The answer to that question is most likely yes. But for a sport where “roughly 80 percent of the typical … team’s budget” comes from corporate sponsorships, the economic downturn is having an especially big impact.
Last season, “400 companies put up more than $1.5 billion to sponsor races, cars and drivers,” with a third of that coming from the struggling auto industry. Outside the auto industry, the New York Times reports that “Longtime sponsors including Kodak, Texaco and Domino’s Pizza ? are abandoning Nascar.” Craftsman has “[cut] its ties to the truck series,” replaced by Camping World, which will pay “half of what Craftsman is estimated to have paid.” Overall, NYT reports that “Nascar expects its take from title sponsorships to drop 20 percent next year.”
The struggles of the big three automakers, GM, Chrysler and Ford, which “made up roughly 75% of the cars in the field” in 2008, may have the biggest impact of all. The big three provide significant funding to NASCAR; the automakers are estimated to “spend about $120 million to $140 million annually” on the sport. Heading into 2009, support from those struggling automakers is dwindling. Ford and Chrysler are reducing their NASCAR spending by 20% and 30%, respectively. Foreign carmaker Toyota is also cutting its NASCAR budget in ’09.
As a result, NASCAR has seen a spate of layoffs and mergers since the end of its season in November. Dale Earnhardt Incorporated and Chip Ganassi Racing merged into one four-car team, eliminating three cars and 100 jobs in the process. Meanwhile, Petty Enterprises is seeking a merger with Gillett Evernham Motorsports. Since the end of the season, Petty Enterprises has laid off nearly 70 workers. Overall, approximately 600 NASCAR team employees were laid off in ’08.
Even with these negative developments, NASCAR may not be headed for a complete meltdown. If one or more of the big three were forced to pull out of NASCAR, the sport would see significant changes. However, unlike other racing series, NASCAR could survive on its diverse streams of revenue — including its “multibillion-dollar TV contract that started in 2001, a $70 million annual deal with title sponsor Sprint and sponsorship from more than 100 Fortune 500 companies.” Quoting Jeff Gordon, NASCAR is far less dependent on manufacturer support than other racing leagues. Gordon: “Where 80-90% of their funding comes from the manufacturer in F1, it’s maybe 10-20% of our funding.” The New York Times suggests that NASCAR’s most recent television deal “which brings in about $500 million a year, may be the main thing that saves Nascar from ruin.”

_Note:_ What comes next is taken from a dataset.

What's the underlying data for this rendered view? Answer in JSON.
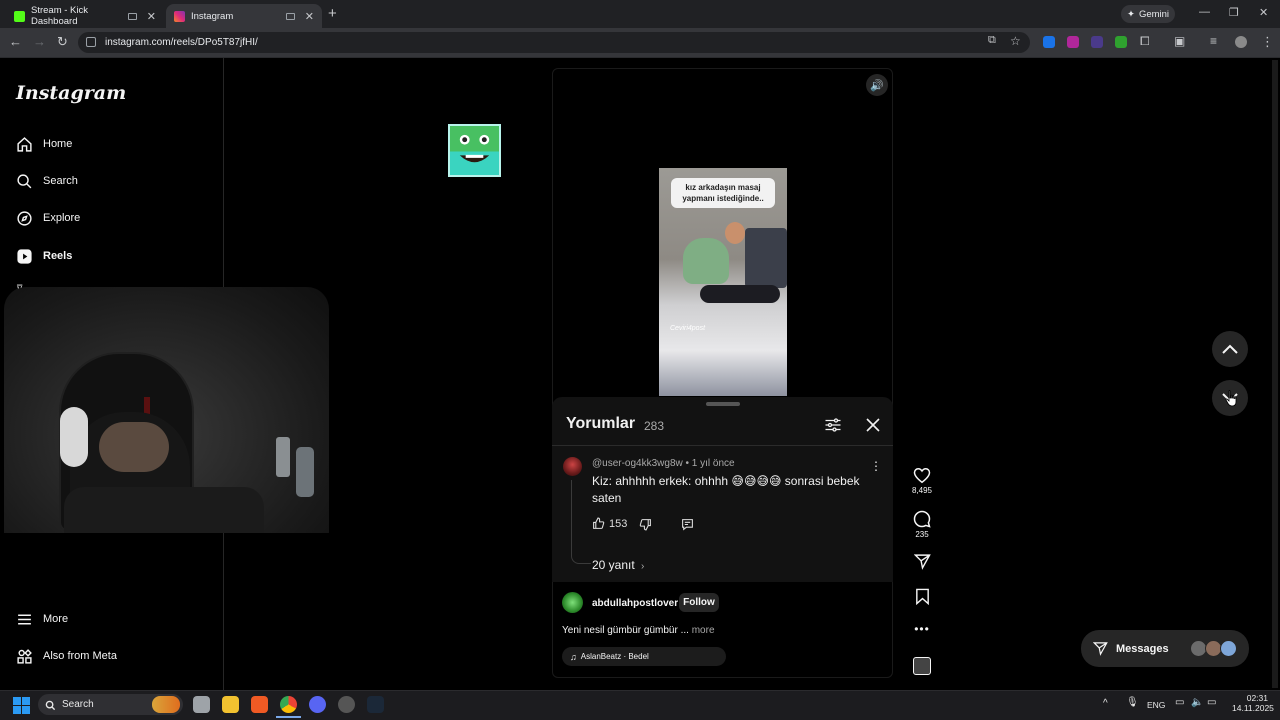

In addition to the economic crisis, NASCAR also dealt with a PR black eye in 2008. In June, former employee Mauricia Grant sued NASCAR for $225 million for alleged racial and sexual harrassment. That suit was settled in December for an undisclosed amount, with no admission of wrongdoing.
If there was any good news for NASCAR in 2008, it was that ratings increased on FOX. The network averaged a 5.7 rating, up from ’06, marking the first time since 2005 that ratings for NASCAR on FOX increased. On the flip side, ratings were down 3% on ABC, which aired the Chase for the Nextel Cup.
Overall, 2008 set the stage for a potentially rocky 2009 in NASCAR. The sport figures to have a tougher time than the other U.S. sports leagues weathering the economic downturn. Still, those in the know believe the sport will find a way to survive, even without the big three car manufacturers.